Lionel Blair
The Young Ones

Veteran entertainer Lionel Blair is one of six celebrities to turn back time and relive 1975 for BBC1's The Young Ones. He spent a week cut off from the modern world, along with actresses Liz Smith and Sylvia Syms, cricket umpire Dickie Bird, and broadcasters Kenneth Kendall and Derek Jameson. The experience was a bit of a culture shock for Lionel, 78, who is best known for Give Us A Clue and Name That Tune.
What were you doing in 1975?
Lots of television shows and preparing for Aladdin in Toronto — getting the script together, casting it and all that. My wife [Susan] found my diary from 1975, so I was able to really talk about it.
How did you find your trip back to the Seventies?
It was an extraordinary experience, but I didn’t like going back to the past – though I may have loved it if it had been the 1800s with top hat and tails and all that. There were good parts. A lady came and gave us a yoga class, which I’d never done and loved. I became the group exercise teacher after that and got them all swiveling their hips and lifting their legs.
What did you have to wear?
We had Seventies clothes, and of course my name is in the Cockney Rhyming Slang book, so we were all wearing Lionel Blairs!
What did you miss most from modern life?
We had no mobile phones and weren’t allowed to call home, which I missed terribly, because when I’m away I talk to my wife three or four times a day. Another thing that annoyed me was the record player — it was very delicate and whenever we started dancing, it jumped.
Were there any truly terrible moments?
Three girls who work in a retirement home came to look after us one morning. They kept saying, ‘Can I make you a cup of tea dear?’ I really felt as if I was in a retirement home, and said, ‘Either these girls go, or I go!’ It made me realise that retirement homes do things all wrong — they mollycoddle people instead of encouraging them to be active.
Did the 1975 surroundings make you feel young again?
I don’t feel very different from how I felt back then! I still work and I feel like a baby. I think that the others sometimes thought, ‘Oh Lionel, just sit down!’
Did you notice the others looking more youthful as the week went on?

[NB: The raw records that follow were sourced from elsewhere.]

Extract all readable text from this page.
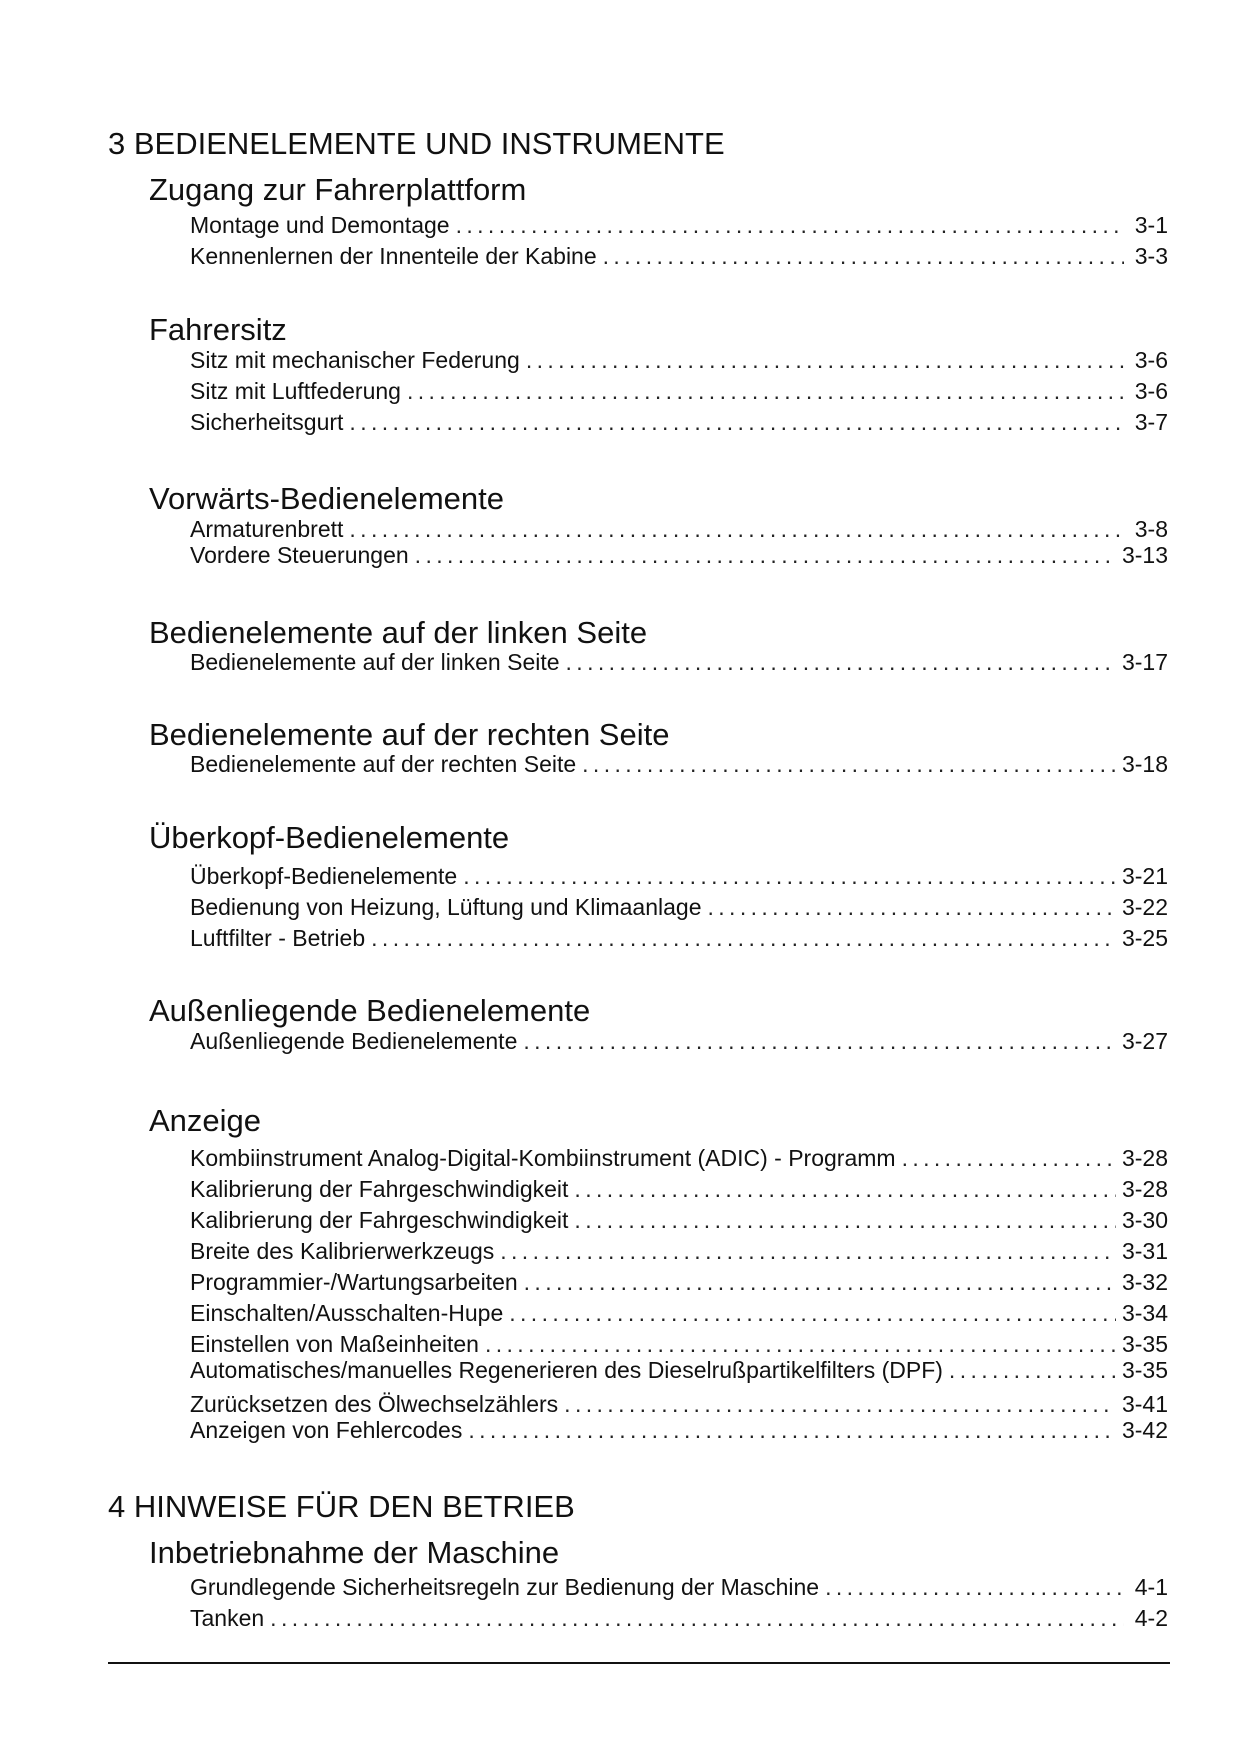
3 BEDIENELEMENTE UND INSTRUMENTE
Zugang zur Fahrerplattform
Montage und Demontage . . .	3-1
Kennenlernen der Innenteile der Kabine . . .	3-3
Fahrersitz
Sitz mit mechanischer Federung . . .	3-6
Sitz mit Luftfederung . . .	3-6
Sicherheitsgurt . . .	3-7
Vorwärts-Bedienelemente
Armaturenbrett . . .	3-8
Vordere Steuerungen . . .	3-13
Bedienelemente auf der linken Seite
Bedienelemente auf der linken Seite . . .	3-17
Bedienelemente auf der rechten Seite
Bedienelemente auf der rechten Seite . . .	3-18
Überkopf-Bedienelemente
Überkopf-Bedienelemente . . .	3-21
Bedienung von Heizung, Lüftung und Klimaanlage . . .	3-22
Luftfilter - Betrieb . . .	3-25
Außenliegende Bedienelemente
Außenliegende Bedienelemente . . .	3-27
Anzeige
Kombiinstrument Analog-Digital-Kombiinstrument (ADIC) - Programm . . .	3-28
Kalibrierung der Fahrgeschwindigkeit . . .	3-28
Kalibrierung der Fahrgeschwindigkeit . . .	3-30
Breite des Kalibrierwerkzeugs . . .	3-31
Programmier-/Wartungsarbeiten . . .	3-32
Einschalten/Ausschalten-Hupe . . .	3-34
Einstellen von Maßeinheiten . . .	3-35
Automatisches/manuelles Regenerieren des Dieselrußpartikelfilters (DPF) . . .	3-35
Zurücksetzen des Ölwechselzählers . . .	3-41
Anzeigen von Fehlercodes . . .	3-42
4 HINWEISE FÜR DEN BETRIEB
Inbetriebnahme der Maschine
Grundlegende Sicherheitsregeln zur Bedienung der Maschine . . .	4-1
Tanken . . .	4-2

Poor Liz Smith, who’s 88, was wonderful. She had an operation last year and I was getting her off her sticks. I said, ‘Give me the sticks, lean on me and we’ll walk the length of the garden, which we did.’ We even did a little ballroom dance!
What were the highlights?
They took me to see the dance troupe Tap Dogs. I did a routine with them, and taught them some of my steps. We had such a good time. People say, ‘How do you keep fit?’ But I’ve been a dancer all my life and I think that must have contributed to how I am today. I loathe not working.
How else do you stay fit?
I’m not really a drinker — one and a half glasses of wine would be a lot for me, and I was never ever into drugs. I take aspirin and a cod liver oil capsule every day. But most of all, you’ve got to think about today and not yesterday. Yesterday’s gone.